In the same reporting period, federal courts imposed sentences in a sprawling genetic-testing kickback scheme with a stated loss figure of $522 million. In that case, defendants were accused of paying illegal kickbacks to marketers and medical professionals to obtain DNA samples and signed test orders from Medicare beneficiaries, often through pop-up testing events or telehealth encounters. The tests, which prosecutors said were medically unnecessary for many patients, were then billed to Medicare at high rates. Payments of roughly $84 million flowed from those claims before the scheme was disrupted, underscoring how quickly niche technologies like cancer-genetic panels can be converted into mass-billing vehicles when oversight lags.
Additional charges during the same week targeted nearly $200 million in alleged fraud against Medicare and the Civilian Health and Medical Program of the Department of Veterans Affairs (CHAMPVA). Those cases, involving a mix of medical equipment, pharmacy benefits, and telehealth services, were smaller in isolation but important to the Justice Department’s message. By packaging them alongside the Blackman conviction and the genetic-testing sentencings, the Fraud Division could present a composite picture of systemic abuse across programs and regions, rather than a single outlier scandal.

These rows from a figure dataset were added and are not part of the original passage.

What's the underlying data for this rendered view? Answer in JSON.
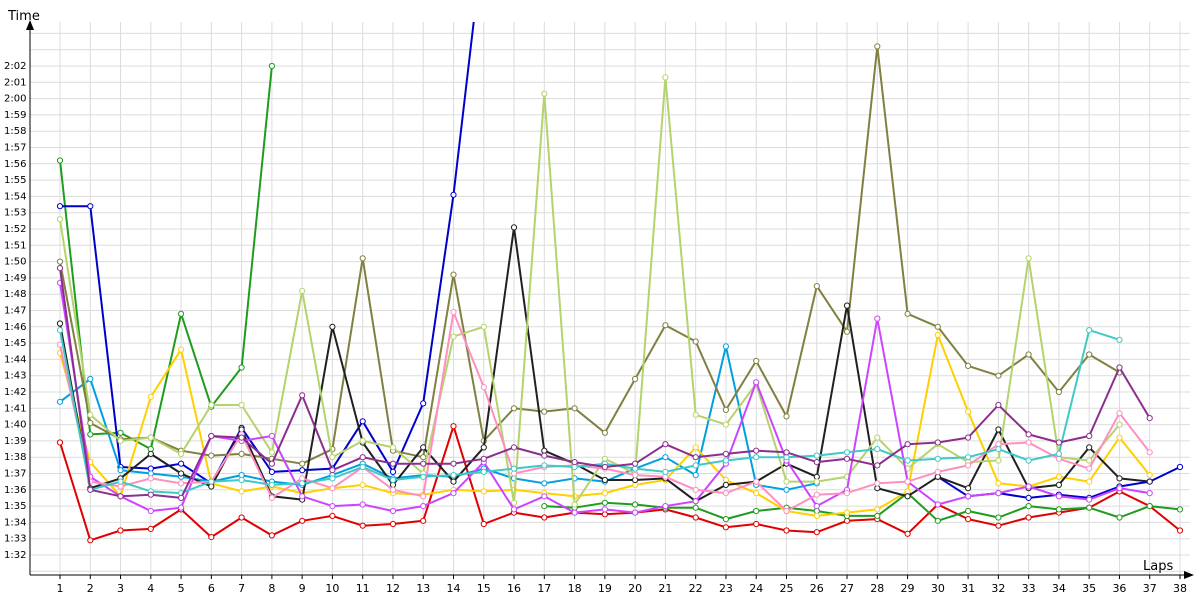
{
  "chart_data": {
    "type": "line",
    "title": "",
    "xlabel": "Laps",
    "ylabel": "Time",
    "grid": true,
    "x_range": [
      1,
      38
    ],
    "y_range_seconds": [
      90,
      125
    ],
    "x_ticks": [
      "1",
      "2",
      "3",
      "4",
      "5",
      "6",
      "7",
      "8",
      "9",
      "10",
      "11",
      "12",
      "13",
      "14",
      "15",
      "16",
      "17",
      "18",
      "19",
      "20",
      "21",
      "22",
      "23",
      "24",
      "25",
      "26",
      "27",
      "28",
      "29",
      "30",
      "31",
      "32",
      "33",
      "34",
      "35",
      "36",
      "37",
      "38"
    ],
    "y_ticks": [
      "1:32",
      "1:33",
      "1:34",
      "1:35",
      "1:36",
      "1:37",
      "1:38",
      "1:39",
      "1:40",
      "1:41",
      "1:42",
      "1:43",
      "1:44",
      "1:45",
      "1:46",
      "1:47",
      "1:48",
      "1:49",
      "1:50",
      "1:51",
      "1:52",
      "1:53",
      "1:54",
      "1:55",
      "1:56",
      "1:57",
      "1:58",
      "1:59",
      "2:00",
      "2:01",
      "2:02"
    ],
    "series_note": "lap times in seconds; values above chart top are drawn clipped",
    "series": [
      {
        "color": "#e00000",
        "laps": [
          1,
          2,
          3,
          4,
          5,
          6,
          7,
          8,
          9,
          10,
          11,
          12,
          13,
          14,
          15,
          16,
          17,
          18,
          19,
          20,
          21,
          22,
          23,
          24,
          25,
          26,
          27,
          28,
          29,
          30,
          31,
          32,
          33,
          34,
          35,
          36,
          37,
          38
        ],
        "values": [
          98.9,
          92.9,
          93.5,
          93.6,
          94.8,
          93.1,
          94.3,
          93.2,
          94.1,
          94.4,
          93.8,
          93.9,
          94.1,
          99.9,
          93.9,
          94.6,
          94.3,
          94.6,
          94.5,
          94.6,
          94.8,
          94.3,
          93.7,
          93.9,
          93.5,
          93.4,
          94.1,
          94.2,
          93.3,
          95.1,
          94.2,
          93.8,
          94.3,
          94.6,
          94.9,
          95.9,
          95.0,
          93.5
        ]
      },
      {
        "color": "#1e9c1e",
        "laps": [
          1,
          2,
          3,
          4,
          5,
          6,
          7,
          8
        ],
        "values": [
          116.2,
          99.4,
          99.5,
          98.5,
          106.8,
          101.1,
          103.5,
          122.0
        ]
      },
      {
        "color": "#1e9c1e",
        "laps": [
          17,
          18,
          19,
          20,
          21,
          22,
          23,
          24,
          25,
          26,
          27,
          28,
          29,
          30,
          31,
          32,
          33,
          34,
          35,
          36,
          37,
          38
        ],
        "values": [
          95.0,
          94.9,
          95.2,
          95.1,
          94.9,
          94.9,
          94.2,
          94.7,
          94.9,
          94.7,
          94.4,
          94.4,
          95.8,
          94.1,
          94.7,
          94.3,
          95.0,
          94.8,
          94.9,
          94.3,
          95.0,
          94.8
        ]
      },
      {
        "color": "#0000cc",
        "laps": [
          1,
          2,
          3,
          4,
          5,
          6,
          7,
          8,
          9,
          10,
          11,
          12,
          13,
          14,
          15
        ],
        "values": [
          113.4,
          113.4,
          97.4,
          97.3,
          97.6,
          96.4,
          99.8,
          97.1,
          97.2,
          97.3,
          100.2,
          97.1,
          101.3,
          114.1,
          130
        ]
      },
      {
        "color": "#0000cc",
        "laps": [
          30,
          31,
          32,
          33,
          34,
          35,
          36,
          37,
          38
        ],
        "values": [
          96.8,
          95.6,
          95.8,
          95.5,
          95.7,
          95.5,
          96.2,
          96.5,
          97.4
        ]
      },
      {
        "color": "#00a0e0",
        "laps": [
          1,
          2,
          3,
          4,
          5,
          6,
          7,
          8,
          9,
          10,
          11,
          12,
          13,
          14,
          15,
          16,
          17,
          18,
          19,
          20,
          21,
          22,
          23,
          24,
          25,
          26
        ],
        "values": [
          101.4,
          102.8,
          97.2,
          97.0,
          96.8,
          96.5,
          96.9,
          96.5,
          96.3,
          96.9,
          97.6,
          96.7,
          96.9,
          96.8,
          97.3,
          96.7,
          96.4,
          96.7,
          96.5,
          97.3,
          98.0,
          96.9,
          104.8,
          96.3,
          96.0,
          96.4
        ]
      },
      {
        "color": "#ffd000",
        "laps": [
          1,
          2,
          3,
          4,
          5,
          6,
          7,
          8,
          9,
          10,
          11,
          12,
          13,
          14,
          15,
          16,
          17,
          18,
          19,
          20,
          21,
          22,
          23,
          24,
          25,
          26,
          27,
          28,
          29,
          30,
          31,
          32,
          33,
          34,
          35,
          36,
          37
        ],
        "values": [
          104.4,
          97.7,
          95.6,
          101.7,
          104.6,
          96.4,
          95.9,
          96.2,
          95.8,
          96.1,
          96.3,
          95.8,
          95.7,
          96.0,
          95.9,
          96.0,
          95.8,
          95.6,
          95.8,
          96.3,
          96.6,
          98.6,
          96.6,
          95.8,
          94.7,
          94.4,
          94.6,
          94.8,
          95.9,
          105.5,
          100.8,
          96.4,
          96.2,
          96.8,
          96.5,
          99.2,
          96.9
        ]
      },
      {
        "color": "#808040",
        "laps": [
          1,
          2,
          3,
          4,
          5,
          6,
          7,
          8,
          9,
          10,
          11,
          12,
          13,
          14,
          15,
          16,
          17,
          18,
          19,
          20,
          21,
          22,
          23,
          24,
          25,
          26,
          27,
          28,
          29,
          30,
          31,
          32,
          33,
          34,
          35,
          36
        ],
        "values": [
          110.0,
          100.1,
          99.1,
          99.2,
          98.4,
          98.1,
          98.2,
          97.9,
          97.6,
          98.5,
          110.2,
          98.4,
          98.0,
          109.2,
          99.0,
          101.0,
          100.8,
          101.0,
          99.5,
          102.8,
          106.1,
          105.1,
          100.9,
          103.9,
          100.5,
          108.5,
          105.7,
          123.2,
          106.8,
          106.0,
          103.6,
          103.0,
          104.3,
          102.0,
          104.3,
          103.2
        ]
      },
      {
        "color": "#202020",
        "laps": [
          1,
          2,
          3,
          4,
          5,
          6,
          7,
          8,
          9,
          10,
          11,
          12,
          13,
          14,
          15,
          16,
          17,
          18,
          19,
          20,
          21,
          22,
          23,
          24,
          25,
          26,
          27,
          28,
          29,
          30,
          31,
          32,
          33,
          34,
          35,
          36,
          37
        ],
        "values": [
          106.2,
          96.1,
          96.7,
          98.2,
          97.0,
          96.2,
          99.7,
          95.6,
          95.4,
          106.0,
          98.9,
          96.3,
          98.6,
          96.5,
          98.6,
          112.1,
          98.4,
          97.6,
          96.6,
          96.6,
          96.7,
          95.3,
          96.3,
          96.5,
          97.6,
          96.8,
          107.3,
          96.1,
          95.6,
          96.8,
          96.1,
          99.7,
          96.1,
          96.3,
          98.6,
          96.7,
          96.5
        ]
      },
      {
        "color": "#b5d36c",
        "laps": [
          1,
          2,
          3,
          4,
          5,
          6,
          7,
          8,
          9,
          10,
          11,
          12,
          13,
          14,
          15,
          16,
          17,
          18,
          19,
          20,
          21,
          22,
          23,
          24,
          25,
          26,
          27,
          28,
          29,
          30,
          31,
          32,
          33,
          34,
          35,
          36
        ],
        "values": [
          112.6,
          100.6,
          99.0,
          99.2,
          98.2,
          101.2,
          101.2,
          98.3,
          108.2,
          98.0,
          99.0,
          98.6,
          97.0,
          105.4,
          106.0,
          95.2,
          120.3,
          95.1,
          97.9,
          97.0,
          121.3,
          100.6,
          100.0,
          102.5,
          96.5,
          96.5,
          96.8,
          99.2,
          97.3,
          98.8,
          97.7,
          97.8,
          110.2,
          98.0,
          97.8,
          100.0
        ]
      },
      {
        "color": "#cc44ff",
        "laps": [
          1,
          2,
          3,
          4,
          5,
          6,
          7,
          8,
          9,
          10,
          11,
          12,
          13,
          14,
          15,
          16,
          17,
          18,
          19,
          20,
          21,
          22,
          23,
          24,
          25,
          26,
          27,
          28,
          29,
          30,
          31,
          32,
          33,
          34,
          35,
          36,
          37
        ],
        "values": [
          108.7,
          96.8,
          95.6,
          94.7,
          94.9,
          99.3,
          99.0,
          99.3,
          95.6,
          95.0,
          95.1,
          94.7,
          95.0,
          95.8,
          97.7,
          94.8,
          95.6,
          94.6,
          94.8,
          94.6,
          95.0,
          95.3,
          97.6,
          102.6,
          97.8,
          95.0,
          96.0,
          106.5,
          96.5,
          95.1,
          95.6,
          95.8,
          96.2,
          95.6,
          95.4,
          96.1,
          95.8
        ]
      },
      {
        "color": "#ff8fc0",
        "laps": [
          1,
          2,
          3,
          4,
          5,
          6,
          7,
          8,
          9,
          10,
          11,
          12,
          13,
          14,
          15,
          16,
          17,
          18,
          19,
          20,
          21,
          22,
          23,
          24,
          25,
          26,
          27,
          28,
          29,
          30,
          31,
          32,
          33,
          34,
          35,
          36,
          37
        ],
        "values": [
          104.9,
          96.5,
          96.2,
          96.7,
          96.4,
          96.5,
          99.4,
          95.5,
          96.7,
          96.1,
          97.4,
          96.0,
          95.6,
          106.9,
          102.3,
          97.0,
          97.4,
          97.5,
          97.3,
          96.9,
          96.8,
          96.0,
          95.8,
          96.5,
          94.7,
          95.7,
          95.8,
          96.4,
          96.5,
          97.1,
          97.5,
          98.8,
          98.9,
          97.9,
          97.3,
          100.7,
          98.3
        ]
      },
      {
        "color": "#40c8c8",
        "laps": [
          1,
          2,
          3,
          4,
          5,
          6,
          7,
          8,
          9,
          10,
          11,
          12,
          13,
          14,
          15,
          16,
          17,
          18,
          19,
          20,
          21,
          22,
          23,
          24,
          25,
          26,
          27,
          28,
          29,
          30,
          31,
          32,
          33,
          34,
          35,
          36
        ],
        "values": [
          105.8,
          96.0,
          96.5,
          95.9,
          95.8,
          96.5,
          96.6,
          96.3,
          96.4,
          96.7,
          97.4,
          96.6,
          96.8,
          96.9,
          97.1,
          97.3,
          97.5,
          97.4,
          97.6,
          97.3,
          97.1,
          97.5,
          97.8,
          98.0,
          98.0,
          98.1,
          98.3,
          98.5,
          97.8,
          97.9,
          98.0,
          98.5,
          97.8,
          98.2,
          105.8,
          105.2
        ]
      },
      {
        "color": "#8b2f8f",
        "laps": [
          1,
          2,
          3,
          4,
          5,
          6,
          7,
          8,
          9,
          10,
          11,
          12,
          13,
          14,
          15,
          16,
          17,
          18,
          19,
          20,
          21,
          22,
          23,
          24,
          25,
          26,
          27,
          28,
          29,
          30,
          31,
          32,
          33,
          34,
          35,
          36,
          37
        ],
        "values": [
          109.6,
          96.0,
          95.6,
          95.7,
          95.5,
          99.3,
          99.2,
          97.6,
          101.8,
          97.2,
          98.0,
          97.6,
          97.6,
          97.6,
          97.9,
          98.6,
          98.1,
          97.7,
          97.4,
          97.6,
          98.8,
          98.0,
          98.2,
          98.4,
          98.3,
          97.7,
          97.9,
          97.5,
          98.8,
          98.9,
          99.2,
          101.2,
          99.4,
          98.9,
          99.3,
          103.5,
          100.4
        ]
      }
    ]
  }
}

Taken together, the back-to-back billion-dollar weeks amount to more than a statistical fluke. They mark an attempt by federal prosecutors to show that health care fraud enforcement can move at the same speed and scale as the schemes it targets. Whether that strategy ultimately reduces losses will depend on what follows: sustained resourcing for complex trials, continued focus on high-yield intermediaries like software platforms and telemarketing networks, and coordination with regulators and private insurers to detect suspicious billing earlier. For now, the Justice Department is signaling that it intends to keep compressing its biggest health care fraud cases into tightly choreographed bursts-and to make sure the public notices when it does.